Le spectacle – qui dépasse d’une heure et demie la durée de deux heures annoncée – va jusqu’à l’émiettement final : Duras traite Lindon de profiteur, Robbe-Grillet entre à l’Académie, tous meurent, sauf Ollier et Butor – ce dernier doit venir à Avignon… Honoré a pensé son spectacle comme un jeu. Les acteurs jouent à figurer ces écrivains doués et prétentieux, en restant eux-mêmes, sans les incarner vraiment. Ils jouent à être acteurs ! Ils ne ressemblent pas à leurs personnages, mais ils parlent comme eux, ils puisent dans des paroles oubliées ce qu’il est important ou plaisant de dire aujourd’hui. Ils sont si peu ressemblants que certains rôles masculins sont tenus par des femmes : formidables Annie Mercier et Brigitte Catillon interprétant Lindon et Butor.
Dans un décor qui fait penser à une gare des années 1950 (sol et marches en faïence colorée, une sorte de kiosque au fond), tout se passe dans une joyeuse partie d’archéologie rieuse, où Jean-Charles Clichet en Robbe-Grillet, Mélodie Richard en Catherine Robbe-Grillet, Anaïs Demoustier en Duras, et Ludivine Sagnier en Sarraute, trouvent la saveur d’une farce soudainement sérieuse. Pour la reprise à Paris, à la Colline, il faudrait couper et resserrer. Cela avance à la va comme je te pousse. Mais ils nous poussent, et l’on est bien dans leur chahut qui réveille quelques grandes questions oubliées.

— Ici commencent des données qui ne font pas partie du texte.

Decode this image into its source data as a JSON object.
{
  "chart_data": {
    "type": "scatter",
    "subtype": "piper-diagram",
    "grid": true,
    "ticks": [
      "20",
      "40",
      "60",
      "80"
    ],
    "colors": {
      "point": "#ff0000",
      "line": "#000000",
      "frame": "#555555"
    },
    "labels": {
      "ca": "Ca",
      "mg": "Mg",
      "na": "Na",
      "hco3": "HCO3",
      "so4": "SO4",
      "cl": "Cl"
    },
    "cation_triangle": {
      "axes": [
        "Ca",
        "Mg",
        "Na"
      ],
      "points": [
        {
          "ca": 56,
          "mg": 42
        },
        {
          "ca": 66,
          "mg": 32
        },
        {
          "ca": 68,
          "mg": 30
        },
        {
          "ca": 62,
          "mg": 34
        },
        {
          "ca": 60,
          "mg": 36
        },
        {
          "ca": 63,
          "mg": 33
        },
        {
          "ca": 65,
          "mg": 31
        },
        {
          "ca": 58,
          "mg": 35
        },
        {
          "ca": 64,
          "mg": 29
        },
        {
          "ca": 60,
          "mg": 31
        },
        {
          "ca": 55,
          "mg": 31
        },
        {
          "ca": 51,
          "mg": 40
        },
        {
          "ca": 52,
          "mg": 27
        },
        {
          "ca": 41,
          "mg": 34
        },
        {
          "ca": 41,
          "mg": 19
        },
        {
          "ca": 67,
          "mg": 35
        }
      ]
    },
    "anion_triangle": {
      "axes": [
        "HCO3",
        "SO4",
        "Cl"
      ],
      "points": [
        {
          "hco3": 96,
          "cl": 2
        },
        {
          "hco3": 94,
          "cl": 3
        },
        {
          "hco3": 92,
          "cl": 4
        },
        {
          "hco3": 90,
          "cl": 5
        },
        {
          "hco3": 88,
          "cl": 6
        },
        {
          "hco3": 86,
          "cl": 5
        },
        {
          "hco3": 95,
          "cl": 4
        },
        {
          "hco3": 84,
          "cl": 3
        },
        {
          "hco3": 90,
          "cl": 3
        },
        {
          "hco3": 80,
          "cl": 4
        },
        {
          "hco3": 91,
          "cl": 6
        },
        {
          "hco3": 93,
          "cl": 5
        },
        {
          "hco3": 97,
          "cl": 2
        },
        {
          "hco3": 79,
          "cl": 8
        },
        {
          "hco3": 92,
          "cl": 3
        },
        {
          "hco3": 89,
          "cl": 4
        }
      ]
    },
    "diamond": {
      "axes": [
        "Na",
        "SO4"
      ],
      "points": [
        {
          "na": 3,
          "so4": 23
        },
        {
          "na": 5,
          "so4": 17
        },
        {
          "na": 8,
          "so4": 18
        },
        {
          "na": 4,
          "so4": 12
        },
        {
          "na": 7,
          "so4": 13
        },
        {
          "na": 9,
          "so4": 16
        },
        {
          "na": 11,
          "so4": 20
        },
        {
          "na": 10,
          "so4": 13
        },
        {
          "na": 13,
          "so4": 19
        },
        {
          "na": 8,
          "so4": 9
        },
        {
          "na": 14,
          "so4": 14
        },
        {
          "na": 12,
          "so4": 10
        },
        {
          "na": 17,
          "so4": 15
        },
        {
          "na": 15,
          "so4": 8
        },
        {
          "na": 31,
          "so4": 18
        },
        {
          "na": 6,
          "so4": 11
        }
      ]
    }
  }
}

Dans le off, les Culs-de-plomb d’Hugo Paviot (Présence Pasteur, 12 h 15) révèle un jeune auteur intéressant, scrutant ici la maladie mentale et le poids de l’histoire sur la vie individuelle. Un jeune homme se mure en lui-même. Il ne parle plus que d’une planète qu’il aurait découverte. La médecine tente d’élucider son cas. La blessure est liée à l’un des épisodes les plus terribles de la guerre d’Algérie. Paviot met en scène sa propre pièce dans le plus grand dépouillement, avec David Arribe, acteur étonnant. Un moment fort et troublant.